Ce schéma est radicalement faux et les organismes vivants ne fonctionnent absolument pas comme des machines programmatiques.

 

Prenons une métaphore …

Pour construire une maison, il faut des briques et il faut un plan (le programme) : si les briques changent (en taille, en texture, en solidité, en forme, etc …) et si l'on applique le même programme, la maison risque bien d'être très différente en taille, en couleur, en solidité et en forme. C'est ce schéma programmatique qu'applique le génie génétique.

 

Mais le hic est que pour construire un organisme vivant, il faut des cellules (les "briques" du vivant) mais qu'il n'y a pas de plan. Un organisme vivant n'est pas un  assemblage de cellules, mais le résultat d'un processus d'émergence.
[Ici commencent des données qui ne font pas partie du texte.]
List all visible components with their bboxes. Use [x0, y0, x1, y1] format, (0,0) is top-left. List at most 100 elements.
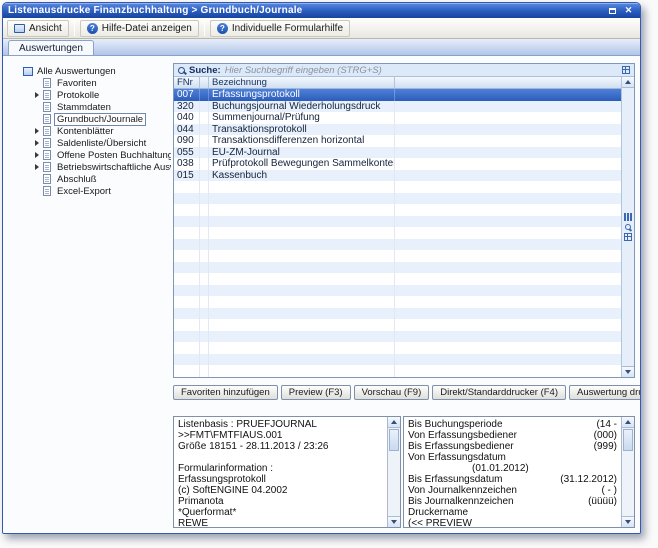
param-line: Bis Erfassungsbediener(999) [408, 441, 617, 452]
table-row-empty[interactable] [174, 227, 621, 239]
table-row-empty[interactable] [174, 262, 621, 274]
info-line: >>FMT\FMTFIAUS.001 [178, 430, 383, 441]
param-label: Druckername [408, 507, 617, 518]
sidebar-item-grundbuch-journale[interactable]: Grundbuch/Journale [23, 113, 171, 125]
sidebar-item-offene-posten-buchhaltung[interactable]: Offene Posten Buchhaltung [23, 149, 171, 161]
table-row[interactable]: 038Prüfprotokoll Bewegungen Sammelkonten [174, 158, 621, 170]
scroll-up-button[interactable] [622, 417, 634, 428]
expand-arrow-icon[interactable] [34, 128, 40, 134]
table-row-empty[interactable] [174, 273, 621, 285]
table-row-empty[interactable] [174, 296, 621, 308]
document-icon [43, 78, 51, 88]
cell-sort [200, 101, 209, 113]
sidebar-item-alle-auswertungen[interactable]: Alle Auswertungen [23, 65, 171, 77]
table-row-empty[interactable] [174, 204, 621, 216]
restore-icon [609, 8, 616, 14]
hilfe-datei-button[interactable]: ? Hilfe-Datei anzeigen [80, 20, 199, 37]
scroll-down-button[interactable] [622, 366, 635, 377]
cell-filler [395, 308, 621, 320]
cell-bezeichnung: Erfassungsprotokoll [209, 89, 395, 101]
scroll-down-button[interactable] [622, 516, 634, 527]
restore-button[interactable] [606, 5, 619, 16]
sidebar-item-stammdaten[interactable]: Stammdaten [23, 101, 171, 113]
table-row[interactable]: 044Transaktionsprotokoll [174, 124, 621, 136]
cell-sort [200, 239, 209, 251]
cell-fnr: 015 [174, 170, 200, 182]
cell-filler [395, 262, 621, 274]
zoom-icon[interactable] [625, 224, 631, 230]
tab-auswertungen[interactable]: Auswertungen [8, 40, 94, 55]
table-row[interactable]: 015Kassenbuch [174, 170, 621, 182]
table-row-empty[interactable] [174, 342, 621, 354]
ansicht-button[interactable]: Ansicht [7, 20, 69, 37]
sidebar-item-saldenliste-bersicht[interactable]: Saldenliste/Übersicht [23, 137, 171, 149]
expand-arrow-icon[interactable] [34, 140, 40, 146]
scroll-up-button[interactable] [388, 417, 400, 428]
favoriten-hinzuf-gen-button[interactable]: Favoriten hinzufügen [173, 385, 278, 400]
cell-fnr [174, 250, 200, 262]
scrollbar-thumb[interactable] [623, 429, 633, 451]
search-input[interactable]: Hier Suchbegriff eingeben (STRG+S) [225, 65, 382, 76]
table-row-empty[interactable] [174, 319, 621, 331]
table-row-empty[interactable] [174, 308, 621, 320]
table-row-empty[interactable] [174, 193, 621, 205]
sidebar-item-protokolle[interactable]: Protokolle [23, 89, 171, 101]
column-header-sort[interactable] [200, 77, 209, 88]
expand-arrow-icon[interactable] [34, 164, 40, 170]
table-row-empty[interactable] [174, 239, 621, 251]
grid-icon[interactable] [624, 233, 632, 241]
cell-sort [200, 89, 209, 101]
param-value: (31.12.2012) [560, 474, 617, 485]
formularhilfe-button[interactable]: ? Individuelle Formularhilfe [210, 20, 350, 37]
table-row[interactable]: 090Transaktionsdifferenzen horizontal [174, 135, 621, 147]
expand-arrow-icon[interactable] [34, 92, 40, 98]
table-row[interactable]: 040Summenjournal/Prüfung [174, 112, 621, 124]
table-row-empty[interactable] [174, 250, 621, 262]
search-bar[interactable]: Suche: Hier Suchbegriff eingeben (STRG+S… [174, 64, 634, 77]
direkt-standarddrucker-f4-button[interactable]: Direkt/Standarddrucker (F4) [432, 385, 566, 400]
table-row-empty[interactable] [174, 354, 621, 366]
param-value: (000) [594, 430, 617, 441]
sidebar-item-betriebswirtschaftliche-auswertungen[interactable]: Betriebswirtschaftliche Auswertungen [23, 161, 171, 173]
sidebar-item-excel-export[interactable]: Excel-Export [23, 185, 171, 197]
vertical-scrollbar[interactable] [621, 77, 634, 377]
info-line: Listenbasis : PRUEFJOURNAL [178, 419, 383, 430]
cell-sort [200, 158, 209, 170]
info-line: REWE [178, 518, 383, 527]
bottom-panels: Listenbasis : PRUEFJOURNAL>>FMT\FMTFIAUS… [173, 416, 635, 528]
table-row-empty[interactable] [174, 181, 621, 193]
params-panel-scrollbar[interactable] [621, 417, 634, 527]
scroll-up-button[interactable] [622, 77, 635, 88]
table-row[interactable]: 320Buchungsjournal Wiederholungsdruck [174, 101, 621, 113]
sidebar-item-favoriten[interactable]: Favoriten [23, 77, 171, 89]
cell-filler [395, 250, 621, 262]
table-row-empty[interactable] [174, 331, 621, 343]
scroll-down-button[interactable] [388, 516, 400, 527]
cell-sort [200, 170, 209, 182]
table-row-empty[interactable] [174, 285, 621, 297]
info-panel-scrollbar[interactable] [387, 417, 400, 527]
cell-fnr [174, 331, 200, 343]
sidebar-item-abschlu[interactable]: Abschluß [23, 173, 171, 185]
table-row-empty[interactable] [174, 216, 621, 228]
param-line: Bis Journalkennzeichen(üüüü) [408, 496, 617, 507]
document-icon [43, 162, 51, 172]
sidebar-item-kontenbl-tter[interactable]: Kontenblätter [23, 125, 171, 137]
cell-filler [395, 101, 621, 113]
scrollbar-thumb[interactable] [389, 429, 399, 451]
expand-arrow-icon[interactable] [34, 152, 40, 158]
document-icon [43, 102, 51, 112]
column-header-fnr[interactable]: FNr [174, 77, 200, 88]
preview-f3-button[interactable]: Preview (F3) [281, 385, 351, 400]
table-row-empty[interactable] [174, 365, 621, 377]
columns-icon[interactable] [624, 213, 632, 221]
table-options-icon[interactable] [622, 66, 630, 74]
column-header-bezeichnung[interactable]: Bezeichnung [209, 77, 395, 88]
cell-fnr [174, 308, 200, 320]
cell-sort [200, 250, 209, 262]
table-row[interactable]: 007Erfassungsprotokoll [174, 89, 621, 101]
close-button[interactable]: ✕ [622, 5, 635, 16]
vorschau-f9-button[interactable]: Vorschau (F9) [354, 385, 430, 400]
auswertung-drucken-button[interactable]: Auswertung drucken [569, 385, 641, 400]
table-row[interactable]: 055EU-ZM-Journal [174, 147, 621, 159]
Un arbre ou un embryon "poussent" de l'intérieur, à partir de leur "graine", et ne sont pas "fabriqués" de l'extérieur : cet arbre ou cet embryon résultent d'un processus dont la "logique" n'est pas inscrite dans l'ADN, mais se propage au travers de la mémoire phylétique de l'espèce concernée.

 

Des œufs de tisserins couvés et élevés en laboratoire, totalement coupés de leurs parents et de la Nature, donneront des tisserins adultes capables de construire leurs extraordinaires nids sans jamais en avoir appris quoique ce soit. L'instinct dira-t-on … Mais l'instinct, disait Jean Rostand, n'est que la poubelle de nos ignorances. Les tisserins, sans avoir rien appris, construisent leurs nids complexes parce que cette construction procède de la mémoire phylétique de leur espèce. L'ADN n'a absolument rien à voir là-dedans.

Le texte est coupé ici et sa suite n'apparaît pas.